A while back my daughter's hubby asked me, if and when I receive the humongous part of my share of what my father left his children, will I keep driving the old van his wife gave me?
I said, "Why wouldn't I keep driving it? It's a damn good vehicle, all I need to get around town and drive over to Mississippi to visit you guys."
He said, "She told me you would say that."
When their first child was born, they asked me what I wanted my grandchildren to call me. I thought a moment, said, "Tell them to call me, 'Grandfossil'."
Nowadays, when someone new asks what I do, I might say, "The Smithsonian let me out to roam around a bit, they put a tracker on my right hind leg, but I gnawed off that foot and the tracker and grew another foot and just kept roaming."
Sancho Panza emailed something yesterday, which made me feel all warm and fuzzy inside:
Years ago, I suggested that you should start your own youtube podcast channel, but you didn't have the means for getting the equipment, etc... I think you do now, so go ahead and get your own podcasts, I will be interested to see how you do and the kinds of comments you get!
I thought about that in 2018, after moving back to Alabama, but didn't feel like I had enough money to spend on it, nor a clue how to operate the equipment, nor how to launch and promote it. I'm in about the same place now, but have a little more money due to not spending much money on this and that. By the end of this year or early next year, I might be rolling in dough and money won't be a factor.

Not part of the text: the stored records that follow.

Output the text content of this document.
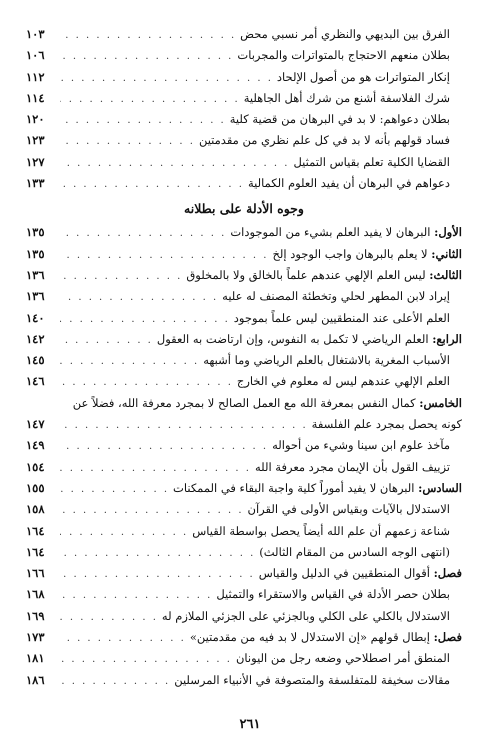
الفرق بين البديهي والنظري أمر نسبي محض
. . .
١٠٣
بطلان منعهم الاحتجاج بالمتواترات والمجربات
. . .
١٠٦
إنكار المتواترات هو من أصول الإلحاد
. . .
١١٢
شرك الفلاسفة أشنع من شرك أهل الجاهلية
. . .
١١٤
بطلان دعواهم: لا بد في البرهان من قضية كلية
. . .
١٢٠
فساد قولهم بأنه لا بد في كل علم نظري من مقدمتين
. . .
١٢٣
القضايا الكلية تعلم بقياس التمثيل
. . .
١٢٧
دعواهم في البرهان أن يفيد العلوم الكمالية
. . .
١٣٣
وجوه الأدلة على بطلانه
الأول: البرهان لا يفيد العلم بشيء من الموجودات
. . .
١٣٥
الثاني: لا يعلم بالبرهان واجب الوجود إلخ
. . .
١٣٥
الثالث: ليس العلم الإلهي عندهم علماً بالخالق ولا بالمخلوق
. . .
١٣٦
إيراد لابن المطهر لحلي وتخطئة المصنف له عليه
. . .
١٣٦
العلم الأعلى عند المنطقيين ليس علماً بموجود
. . .
١٤٠
الرابع: العلم الرياضي لا تكمل به النفوس، وإن ارتاضت به العقول
. . .
١٤٢
الأسباب المغرية بالاشتغال بالعلم الرياضي وما أشبهه
. . .
١٤٥
العلم الإلهي عندهم ليس له معلوم في الخارج
. . .
١٤٦
الخامس: كمال النفس بمعرفة الله مع العمل الصالح لا بمجرد معرفة الله، فضلاً عن
كونه يحصل بمجرد علم الفلسفة
. . .
١٤٧
مآخذ علوم ابن سينا وشيء من أحواله
. . .
١٤٩
تزييف القول بأن الإيمان مجرد معرفة الله
. . .
١٥٤
السادس: البرهان لا يفيد أموراً كلية واجبة البقاء في الممكنات
. . .
١٥٥
الاستدلال بالآيات وبقياس الأولى في القرآن
. . .
١٥٨
شناعة زعمهم أن علم الله أيضاً يحصل بواسطة القياس
. . .
١٦٤
(انتهى الوجه السادس من المقام الثالث)
. . .
١٦٤
فصل: أقوال المنطقيين في الدليل والقياس
. . .
١٦٦
بطلان حصر الأدلة في القياس والاستقراء والتمثيل
. . .
١٦٨
الاستدلال بالكلي على الكلي وبالجزئي على الجزئي الملازم له
. . .
١٦٩
فصل: إبطال قولهم «إن الاستدلال لا بد فيه من مقدمتين»
. . .
١٧٣
المنطق أمر اصطلاحي وضعه رجل من اليونان
. . .
١٨١
مقالات سخيفة للمتفلسفة والمتصوفة في الأنبياء المرسلين
. . .
١٨٦
٢٦١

I'd love to do a podcast with you, I think it would be a hoot, you could just be a voice behind a mask, safe at home in Big Applevile.
Sancho replied with a thumb's up.
Facebook back and forth today with an Alabama Republican:
MichaelWhy am I getting Sloan Bashinsky’s post notifications only to find that I’m not able to read them?Sloan BashinskyNo clue why you are getting them, way above my pay grade. I get lots of other people’s notifications and mark them do not continue, but I can open them if I wish.MichaelI enjoy your posts and our conversations and was not happy with FB, not you. Keep posting your commentaries which are thought provoking, even when I disagree.Happy Father’s Day!Sloan BashinskyThanks, I thought you were perplexed by Facebook. Sometimes I’m perplexed by Facebook. Have over 1500 friends, all but perhaps 100 sent me friend requests. Hardly knew or didn’t know most if them. Most times we had mutual friend or friends. Perhaps they viewed me as something curious to check out. Getting turned inside out and upside down and every which a way but loose 35 years by angels did perform some modifications on my thinking, outlook and behavior.